Trinidad and Tobago’s deaths are amongst the highest in the world. Data from the World Health Organization continues to show since November, T&T has been amongst the countries recording over 6 deaths per 100,000 people weekly. Between December 15 through December 28, 2021, John Hopkins University CSSE COVID-19 data shows this country consistently being in the top spot globally in daily confirmed deaths per million people based on the seven-day rolling average.
COVID-19 deaths
–A case of classification?
For all of 2020 and 2021, health officials like Chief Medical Officer Dr Roshan Parasram and Dr Avery Hinds explained COVID-19 deaths in the country were generally classified into two broad categories. On December 29, Dr Parasram said, “Anyone that has passed away and has a COVID-positive test at the time of death will be classed as COVID-positive, dying with COVID.” The CMO explained then that COVID-19 deaths consisted of “both persons dying of complications of COVID-19, and those having a positive PCR test at the time of death.
Internationally, those dying from COVID-19 and its complications are classified as a COVID-19 death while those who died from an unrelated cause but tested positive for COVID-19 at the time of death were classed as a COVID-19 coincidental death and are tallied separately. Based on the Ministry of Health officials’ statements, these classifications were lumped together.
However, on Wednesday, the Ministry of Health clarified further. Responding during the Ministry of Health’s virtual news conference, Dr Hinds explained, “The deaths that are being counted as COVID-19 deaths are deaths that have either COVID-19 as the direct cause, meaning the individuals went in and had a COVID-19 diagnosis on admission, succumbed to their COVID-19 infection and were counted as COVID-19 deaths, or individuals who sometimes are found, for example, those who would have died at home, we know that they had COVID.”

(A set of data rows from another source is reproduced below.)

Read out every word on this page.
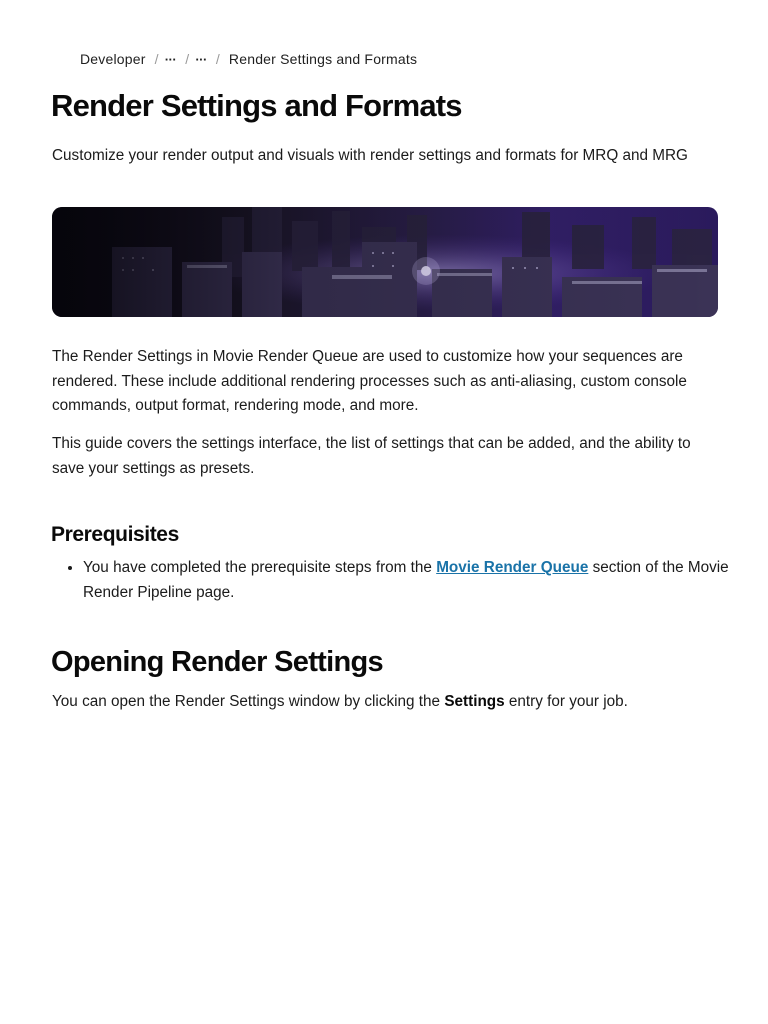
Developer / ··· / ··· / Render Settings and Formats
Render Settings and Formats

Customize your render output and visuals with render settings and formats for MRQ and MRG

The Render Settings in Movie Render Queue are used to customize how your sequences are rendered. These include additional rendering processes such as anti-aliasing, custom console commands, output format, rendering mode, and more.

This guide covers the settings interface, the list of settings that can be added, and the ability to save your settings as presets.

Prerequisites
• You have completed the prerequisite steps from the Movie Render Queue section of the Movie Render Pipeline page.
Opening Render Settings

You can open the Render Settings window by clicking the Settings entry for your job.
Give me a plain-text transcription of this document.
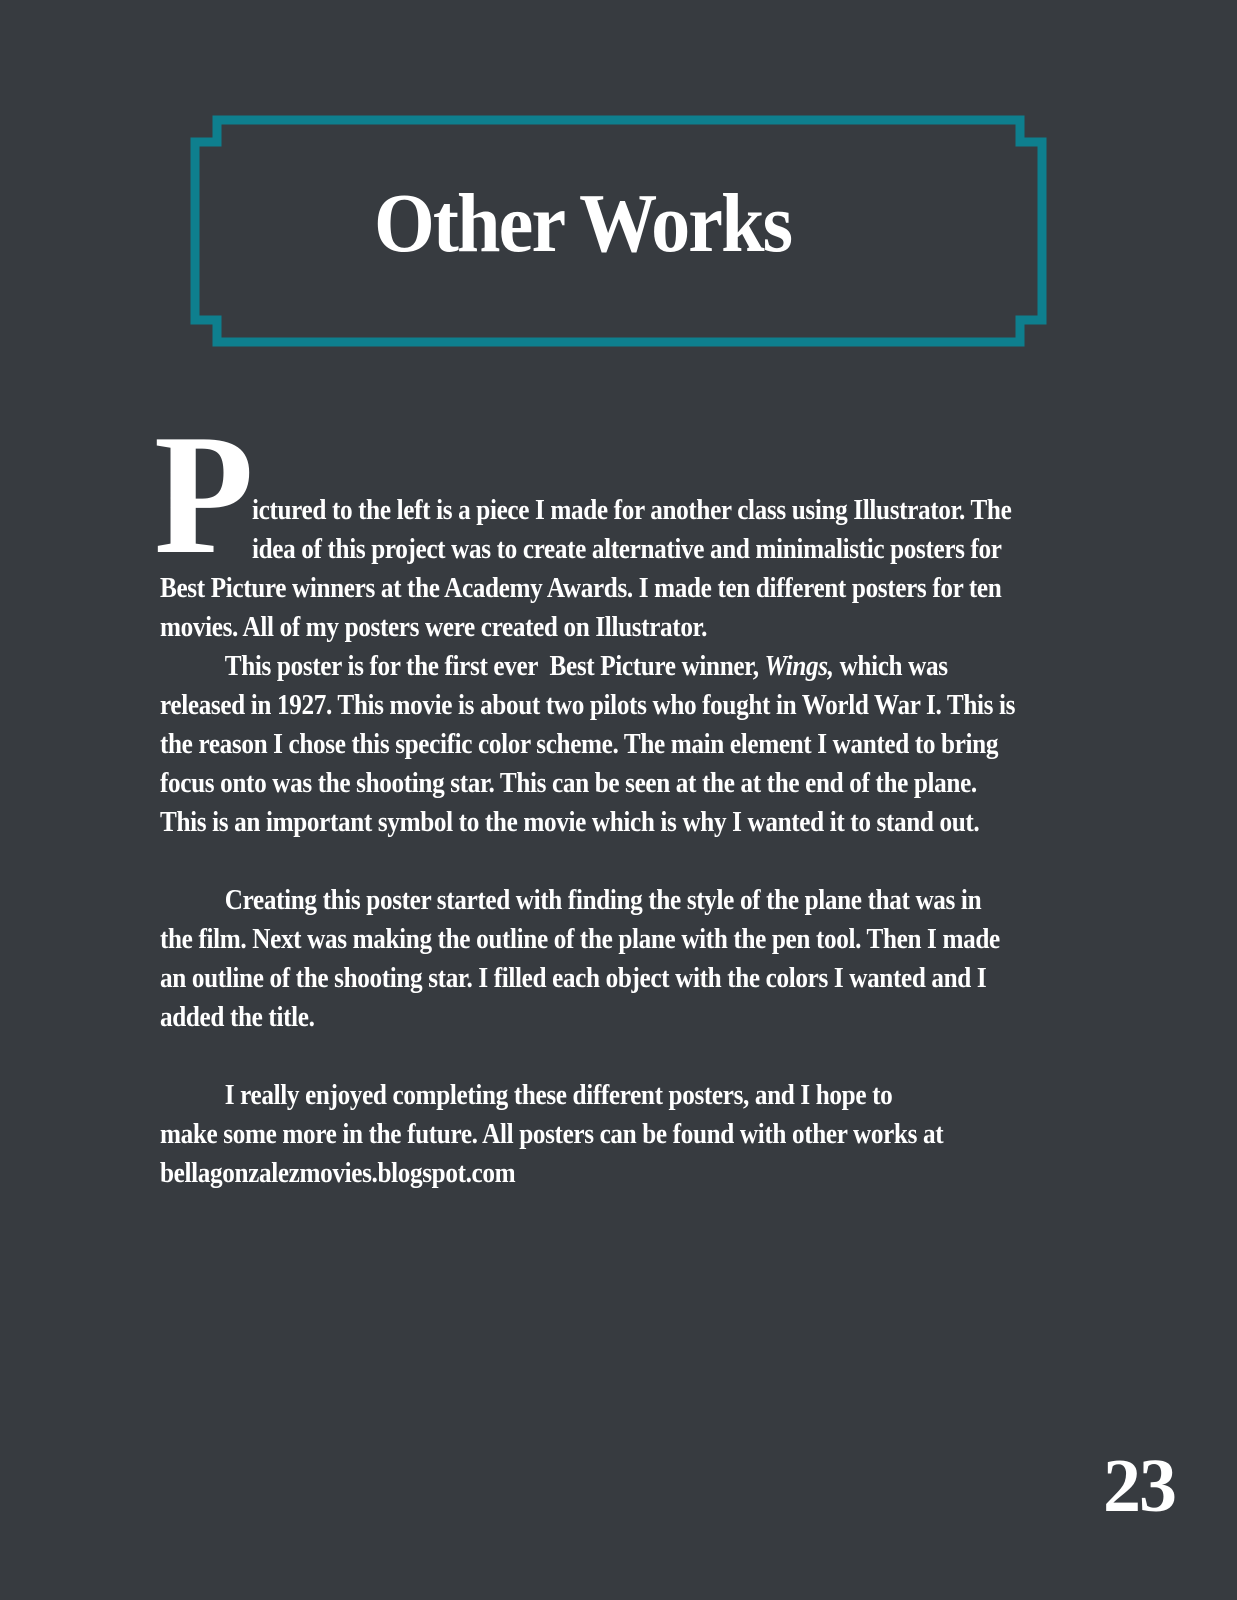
Other Works
P
ictured to the left is a piece I made for another class using Illustrator. The
idea of this project was to create alternative and minimalistic posters for
Best Picture winners at the Academy Awards. I made ten different posters for ten
movies. All of my posters were created on Illustrator.
This poster is for the first ever  Best Picture winner, Wings, which was
released in 1927. This movie is about two pilots who fought in World War I. This is
the reason I chose this specific color scheme. The main element I wanted to bring
focus onto was the shooting star. This can be seen at the at the end of the plane.
This is an important symbol to the movie which is why I wanted it to stand out.
Creating this poster started with finding the style of the plane that was in
the film. Next was making the outline of the plane with the pen tool. Then I made
an outline of the shooting star. I filled each object with the colors I wanted and I
added the title.
I really enjoyed completing these different posters, and I hope to
make some more in the future. All posters can be found with other works at
bellagonzalezmovies.blogspot.com
23
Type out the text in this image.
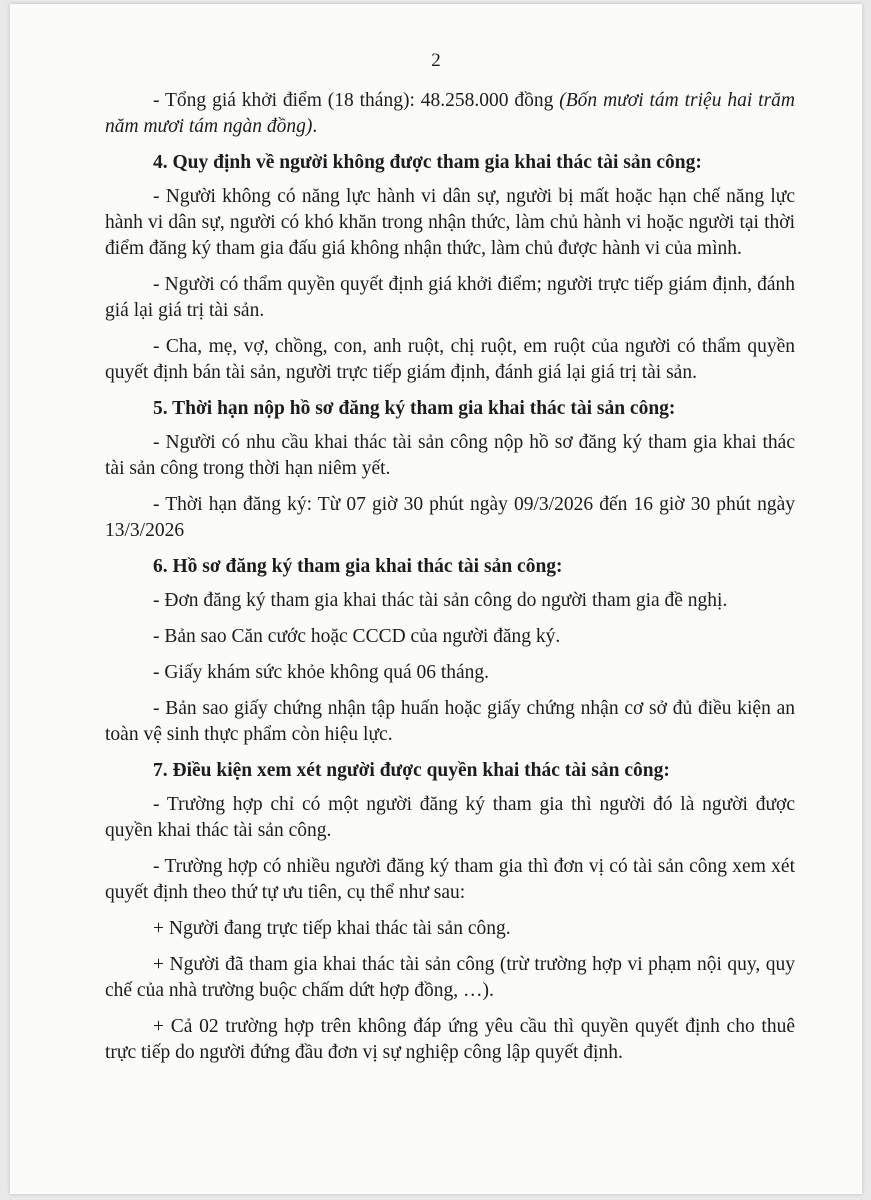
2

- Tổng giá khởi điểm (18 tháng): 48.258.000 đồng (Bốn mươi tám triệu hai trăm năm mươi tám ngàn đồng).

4. Quy định về người không được tham gia khai thác tài sản công:

- Người không có năng lực hành vi dân sự, người bị mất hoặc hạn chế năng lực hành vi dân sự, người có khó khăn trong nhận thức, làm chủ hành vi hoặc người tại thời điểm đăng ký tham gia đấu giá không nhận thức, làm chủ được hành vi của mình.

- Người có thẩm quyền quyết định giá khởi điểm; người trực tiếp giám định, đánh giá lại giá trị tài sản.

- Cha, mẹ, vợ, chồng, con, anh ruột, chị ruột, em ruột của người có thẩm quyền quyết định bán tài sản, người trực tiếp giám định, đánh giá lại giá trị tài sản.

5. Thời hạn nộp hồ sơ đăng ký tham gia khai thác tài sản công:

- Người có nhu cầu khai thác tài sản công nộp hồ sơ đăng ký tham gia khai thác tài sản công trong thời hạn niêm yết.

- Thời hạn đăng ký: Từ 07 giờ 30 phút ngày 09/3/2026 đến 16 giờ 30 phút ngày 13/3/2026

6. Hồ sơ đăng ký tham gia khai thác tài sản công:

- Đơn đăng ký tham gia khai thác tài sản công do người tham gia đề nghị.

- Bản sao Căn cước hoặc CCCD của người đăng ký.

- Giấy khám sức khỏe không quá 06 tháng.

- Bản sao giấy chứng nhận tập huấn hoặc giấy chứng nhận cơ sở đủ điều kiện an toàn vệ sinh thực phẩm còn hiệu lực.

7. Điều kiện xem xét người được quyền khai thác tài sản công:

- Trường hợp chỉ có một người đăng ký tham gia thì người đó là người được quyền khai thác tài sản công.

- Trường hợp có nhiều người đăng ký tham gia thì đơn vị có tài sản công xem xét quyết định theo thứ tự ưu tiên, cụ thể như sau:

+ Người đang trực tiếp khai thác tài sản công.

+ Người đã tham gia khai thác tài sản công (trừ trường hợp vi phạm nội quy, quy chế của nhà trường buộc chấm dứt hợp đồng, …).

+ Cả 02 trường hợp trên không đáp ứng yêu cầu thì quyền quyết định cho thuê trực tiếp do người đứng đầu đơn vị sự nghiệp công lập quyết định.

Hinds also explained that deaths have been classified by clinicians looking at individual cases.
“It is also necessary to explain there are categories that are put on to the death certificate, the direct cause, the pre-morbid conditions, other significant conditions. Any of these that include COVID-19 would then classify the death for all purposes as a COVID-19 death because there is either a direct link or a contributory link to the COVID infection.”
Dr Hinds also assured that the Ministry of Health has not counted random individuals who died of something else while having COVID-19—a notable change on the public record concerning the COVID-19 death classification.